I'm sorry you had to do it, Allyson, but you were so the right person to call, and I'm sure you did better than most people under the circumstances.
I wish I wasn't on the other side of the continent and could do something. I am so grateful to those of you are dealing with this there. We should gather some of people's responses for her family. I could start doing that, except for the crying. I never cry.
Have I mentioned lately how much I love you all and how much the house that ita built has meant to me?
Oh God. No words. But the Edna Viccent Millay poem speaks to me.
"I know. But I do not approve. And I am not resigned. "
If there's anything I can do, let me know.
And though I am strapped, I will move heaven and earth to be there in LA for her memorial. If Moji approves of sending letters or cards, I NEED to do so. .
People keep wanting to schedule meetings with me today, and I don't have the spoons. This sucks so much. I held the door for a coworker and she asked how I was doing, and I just blurted out how I really was not okay.
I'm definitely going home soon to wrap myself in a blanket burrito, because I can't put you all in bubble wrap.
(starts popping at bits of imaginary bubble wrap)
Thank you so much, Allyson. And Kristen and Paula and Burrell and Lori and Kat. I'm so sorry it had to be you, but so glad that it could be.
Jesse said exactly what I wanted to. It's awful that you guys had to be the ones on the ground dealing with this, but for ita's sake and her family's I'm so glad that it's people who love her that are doing so rather than someone who didn't know her.
Oh, Allyson. Nobody should ever, ever be qualified to make that call and tell someone that thing; you were as qualified as anyone to be that conduit to the Andersons, but I hate like hell that you had to.
(Allyson, Kristen, Paula) (ita) (no)
I don't think she'd mind if I shared this with you now. Because it's so very applicable again.
I know you're inundated with both missives and emotions right now, so don't feel for any reason that you have to respond to this. I thought I'd wait a day or few so it didn't feel like more of more pressure.

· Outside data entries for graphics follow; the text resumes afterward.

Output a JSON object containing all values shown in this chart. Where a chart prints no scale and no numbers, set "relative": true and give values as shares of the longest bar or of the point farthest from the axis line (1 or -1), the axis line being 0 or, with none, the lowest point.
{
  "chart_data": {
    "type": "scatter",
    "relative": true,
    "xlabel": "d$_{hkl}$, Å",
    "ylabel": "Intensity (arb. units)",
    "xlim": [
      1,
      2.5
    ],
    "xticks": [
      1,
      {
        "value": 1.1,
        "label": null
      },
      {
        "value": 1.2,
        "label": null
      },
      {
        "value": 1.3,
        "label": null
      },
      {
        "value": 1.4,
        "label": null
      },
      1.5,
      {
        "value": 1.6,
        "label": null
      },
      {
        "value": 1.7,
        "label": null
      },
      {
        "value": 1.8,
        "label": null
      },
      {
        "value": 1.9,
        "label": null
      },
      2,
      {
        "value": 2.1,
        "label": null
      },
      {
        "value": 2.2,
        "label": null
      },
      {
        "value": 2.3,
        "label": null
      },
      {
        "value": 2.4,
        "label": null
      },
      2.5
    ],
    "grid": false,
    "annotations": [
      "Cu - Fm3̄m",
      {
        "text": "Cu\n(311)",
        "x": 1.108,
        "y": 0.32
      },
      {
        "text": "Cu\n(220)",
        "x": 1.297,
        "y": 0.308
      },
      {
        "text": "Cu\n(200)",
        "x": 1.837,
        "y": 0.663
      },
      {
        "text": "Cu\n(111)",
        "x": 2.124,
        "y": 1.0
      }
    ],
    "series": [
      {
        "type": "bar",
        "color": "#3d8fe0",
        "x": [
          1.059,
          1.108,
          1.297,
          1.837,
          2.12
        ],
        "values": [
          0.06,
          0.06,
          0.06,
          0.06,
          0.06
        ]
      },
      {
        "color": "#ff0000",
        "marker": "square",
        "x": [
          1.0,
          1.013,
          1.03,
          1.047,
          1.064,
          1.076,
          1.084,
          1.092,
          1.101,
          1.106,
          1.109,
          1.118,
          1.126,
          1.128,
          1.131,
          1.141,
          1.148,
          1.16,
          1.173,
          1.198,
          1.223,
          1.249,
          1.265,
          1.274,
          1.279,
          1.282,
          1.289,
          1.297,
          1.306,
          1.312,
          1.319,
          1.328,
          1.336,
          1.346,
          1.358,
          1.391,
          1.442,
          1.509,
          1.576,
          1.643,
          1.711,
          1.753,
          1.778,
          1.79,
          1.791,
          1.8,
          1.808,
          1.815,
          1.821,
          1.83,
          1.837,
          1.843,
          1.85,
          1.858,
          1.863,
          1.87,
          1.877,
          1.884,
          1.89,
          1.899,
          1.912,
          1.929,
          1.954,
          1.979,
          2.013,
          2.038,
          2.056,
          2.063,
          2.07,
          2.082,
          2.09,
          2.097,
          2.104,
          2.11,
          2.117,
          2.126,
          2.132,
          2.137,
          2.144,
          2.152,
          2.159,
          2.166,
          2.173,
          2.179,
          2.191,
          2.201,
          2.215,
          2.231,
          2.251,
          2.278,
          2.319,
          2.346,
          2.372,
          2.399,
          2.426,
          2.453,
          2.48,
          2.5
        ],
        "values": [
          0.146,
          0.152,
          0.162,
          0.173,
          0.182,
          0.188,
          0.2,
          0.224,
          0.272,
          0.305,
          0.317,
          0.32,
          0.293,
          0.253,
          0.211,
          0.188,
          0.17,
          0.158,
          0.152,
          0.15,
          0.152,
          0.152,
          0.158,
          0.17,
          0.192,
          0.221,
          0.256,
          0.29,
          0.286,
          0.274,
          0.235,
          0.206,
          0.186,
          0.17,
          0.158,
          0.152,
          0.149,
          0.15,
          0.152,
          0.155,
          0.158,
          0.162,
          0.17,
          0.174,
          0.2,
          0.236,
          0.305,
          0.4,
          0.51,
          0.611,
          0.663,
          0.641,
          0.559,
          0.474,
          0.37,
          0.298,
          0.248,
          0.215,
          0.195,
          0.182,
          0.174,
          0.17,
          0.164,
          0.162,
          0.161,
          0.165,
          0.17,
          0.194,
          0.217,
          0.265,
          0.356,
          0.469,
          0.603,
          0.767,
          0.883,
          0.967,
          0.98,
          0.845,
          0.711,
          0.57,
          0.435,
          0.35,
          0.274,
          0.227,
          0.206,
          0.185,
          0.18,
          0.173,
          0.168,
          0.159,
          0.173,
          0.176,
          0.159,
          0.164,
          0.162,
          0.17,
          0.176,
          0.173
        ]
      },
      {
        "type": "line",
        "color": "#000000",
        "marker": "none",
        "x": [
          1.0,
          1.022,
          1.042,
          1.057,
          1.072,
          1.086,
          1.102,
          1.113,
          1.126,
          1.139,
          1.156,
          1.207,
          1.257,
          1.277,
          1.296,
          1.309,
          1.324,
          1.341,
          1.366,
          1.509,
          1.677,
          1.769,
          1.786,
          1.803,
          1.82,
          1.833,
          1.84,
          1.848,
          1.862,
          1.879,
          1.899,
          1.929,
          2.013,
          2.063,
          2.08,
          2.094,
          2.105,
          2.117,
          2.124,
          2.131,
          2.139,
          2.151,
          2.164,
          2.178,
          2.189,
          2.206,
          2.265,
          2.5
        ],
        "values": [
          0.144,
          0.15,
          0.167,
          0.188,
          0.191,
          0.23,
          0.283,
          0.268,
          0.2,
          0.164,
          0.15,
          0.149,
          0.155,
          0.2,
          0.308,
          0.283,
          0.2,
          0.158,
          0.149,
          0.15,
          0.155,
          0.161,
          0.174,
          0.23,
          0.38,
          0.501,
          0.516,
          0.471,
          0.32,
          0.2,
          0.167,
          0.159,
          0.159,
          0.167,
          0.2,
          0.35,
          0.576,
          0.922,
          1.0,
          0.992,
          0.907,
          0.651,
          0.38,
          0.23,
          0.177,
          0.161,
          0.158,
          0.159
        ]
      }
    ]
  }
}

I just want to you know what while you can't help what you feel, *I* want to help what you feel. I want you not to feel responsible, and I want you not to feel like you're alone. As long as part of your brain can hold that knowledge for when you have more emotional ability to handle it.
That you're incredibly loved, incredibly supported, and that we're all here for you. I wish so much I could be close enough to you to hug you if you're accepting those, or just make you hot drinks if that's what works best. Whatever you need.
Take care of yourself, Maria, and let the people around you take care of you too. Do as little as you can get by doing, and feel whatever you need to.
Later, sweetie.
ita.
I'm going to follow her advice yet again. She was an incredible human being. I'm glad we're taking care of each other.
Thank you for sharing that, Maria. Crying again.
I can't breath. I read the post, then all of our posts here and I have been gasping for breath the whole time. Oh, ita.